Opción B
Mi Tita fue una mujer feliz. Siempre la recuerdo entera, independiente, pragmática, haciendo lo que le gustaba. Tejía suéteres con paciencia, veía la tele desde su sillón y jugaba canasta con sus amigas de toda la vida. Vivía sola.
Mi Tito murió a los setentaytantos de Alzheimer. Siempre me pregunté cómo podía alguien morirse de olvido. Olvidarse de comer, de soñar, de dormir, de respirar. No recuerdo mucho esa otra vida que tuvieron como abuelxs; seguramente fue distinta. La última etapa es la que tengo más clara. Ella feliz, tranquila y plena.
Todas las mañanas y todas las noches se tomaba un cóctel de vitaminas. Cocinaba solo para ella, comida práctica. Pollo congelado que compraba en una de esas tiendas chihuahuenses medio agringadas donde todo está readytoeat: se calienta, se sirve y listo. Le gustaba la pechuga de pollo, el pollo empanizado, el pollo relleno de jamón y queso, el pollo a las hierbas finas. A veces, en lugar de pollo, elegía pescado, con verduras congeladas y arroz a la mexicana. Tang de naranja para tomar. Todo listo en diez minutos. Y no podía faltar 100 mexicanos dijeron, con Marco Antonio Regil; si supiera que ahora es coach de vida.
Mi prima Alejandra me dijo un día: tu Tita es mi heroína, la vi manejando, me rebasó como si nada. A sus ochenta y tantos. Seguro iba a jugar canasta a la casa de alguna de sus amigas. Jugó hasta el último día. Recuerdo que cada año que la visitaba faltaba una de ellas; se iban muriendo año con año. Un día me contó: ya se murió la señora Legarreta. La señora Legarreta era su gran y mejor amiga.
Mi Tita me heredó su sonrisa. La veo cuando me toman una fotografía riendo: la veo a ella y me veo a mí. Todas las noches se quedaba dormida en su sillón viendo su novela. En esos momentos era cuando me ponía a platicar con ella. Me contaba la trama y me actualizaba de los chismes de los actores principales, que siempre tenían vidas personales muy dramáticas. Pero luego seguía platicando y me contaba historias de su vida, casi todas muy chistosas. Nos reíamos. De lo atrevida que fue cuando dejó que un pintor desconocido le hiciera un retrato al óleo siendo joven. Del cambio que representó irse de la Ciudad de México a Chihuahua cuando se casó con mi Tito. De cuando le cambió el pañal a uno de mis tíos y no supo cómo hacerlo y lo dejó todo rosado. De cuando le picó un panal de abejas a mi papá.
Un día me contó de cuando nadaba. Iba a Acapulco a nadar kilómetros en el mar y estuvo seleccionada para ir a los Panamericanos. Siempre supimos que no fue porque se casó. De niña pensaba que tal vez casarse era más importante que ir a los Panamericanos; no entendía cómo una cosa podía cancelar a la otra. Luego, más grande, por intuición más que por historia, haciendo cuentas, entendí que casarse era casi un sinónimo de embarazarse. En la última Navidad que pasamos juntas, mi mamá le preguntó: señora, ¿y a poco nunca más volvió a nadar?, ¿en el club o en algún lugar?

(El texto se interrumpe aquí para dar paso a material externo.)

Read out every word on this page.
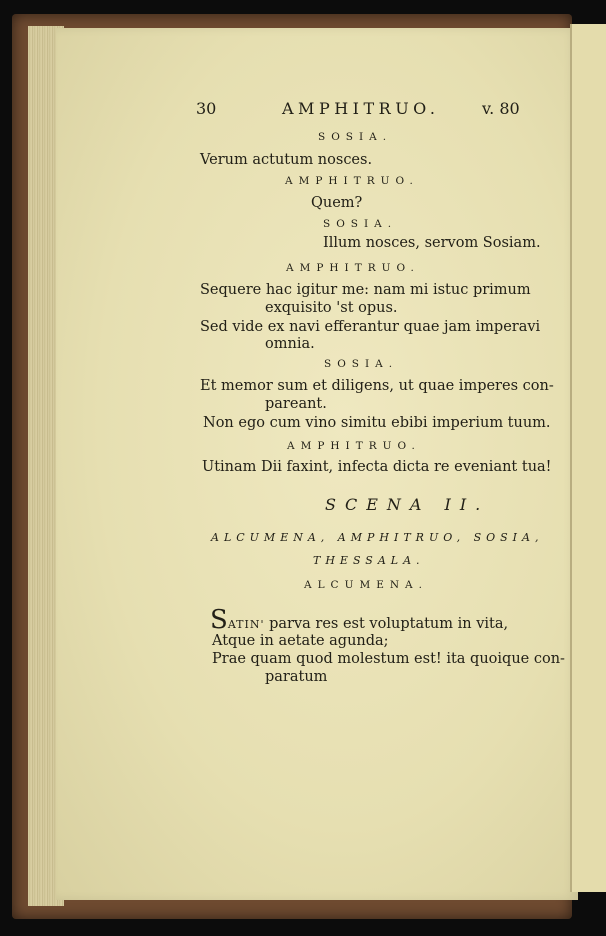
30	AMPHITRUO.	v. 80

SOSIA.

Verum actutum nosces.

AMPHITRUO.

Quem?

SOSIA.

Illum nosces, servom Sosiam.

AMPHITRUO.

Sequere hac igitur me: nam mi istuc primum

exquisito 'st opus.

Sed vide ex navi efferantur quae jam imperavi

omnia.

SOSIA.

Et memor sum et diligens, ut quae imperes con-

pareant.

Non ego cum vino simitu ebibi imperium tuum.

AMPHITRUO.

Utinam Dii faxint, infecta dicta re eveniant tua!

SCENA II.

ALCUMENA, AMPHITRUO, SOSIA,

THESSALA.

ALCUMENA.

SATIN' parva res est voluptatum in vita,

Atque in aetate agunda;

Prae quam quod molestum est! ita quoique con-

paratum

Mi Tita siguió jugando canasta. Desde que tengo memoria siempre había dulces para la canasta en la alacena. Mi hermana y yo nos los comíamos a escondidas; chocolates Hershey de todos colores y sabores, campanitas plateadas, dulces duros con pasa adentro y las chocoretas. Había otros que no me gustaban tanto, pero siempre eran los mismos.
A sus noventa le quedaban dos amigas vivas. Ella no fue la última en morir, fue la penúltima. Le dio un paro respiratorio una noche tranquila. Estaba viendo su novela en su sillón y le pidió a su cuidadora que le hablara a mi tía Luly para que fuera a acostarla en su cama. En lo que Luly llegó a su casa y mientras la llevaban, ella y su cuidadora, hacia la recámara, por más rara que suene la situación, mi Tita murió. No es la primera historia que me hace pensar que existe algún tipo de intuición en ciertas muertes.
Mi Tita fue una mujer feliz. Vivió más que mi Tito y enterró también a un hijo y a un nieto. Lo bueno fue que no tuvo que enterrar también a mi prima Ceci. Cuidó y quiso a todos sus hijxs. Y nunca, nunca volvió a nadar. Ni en el club, ni en el mar, ni en ningún lugar.
Extraño las novelas y los dulces de la alacena.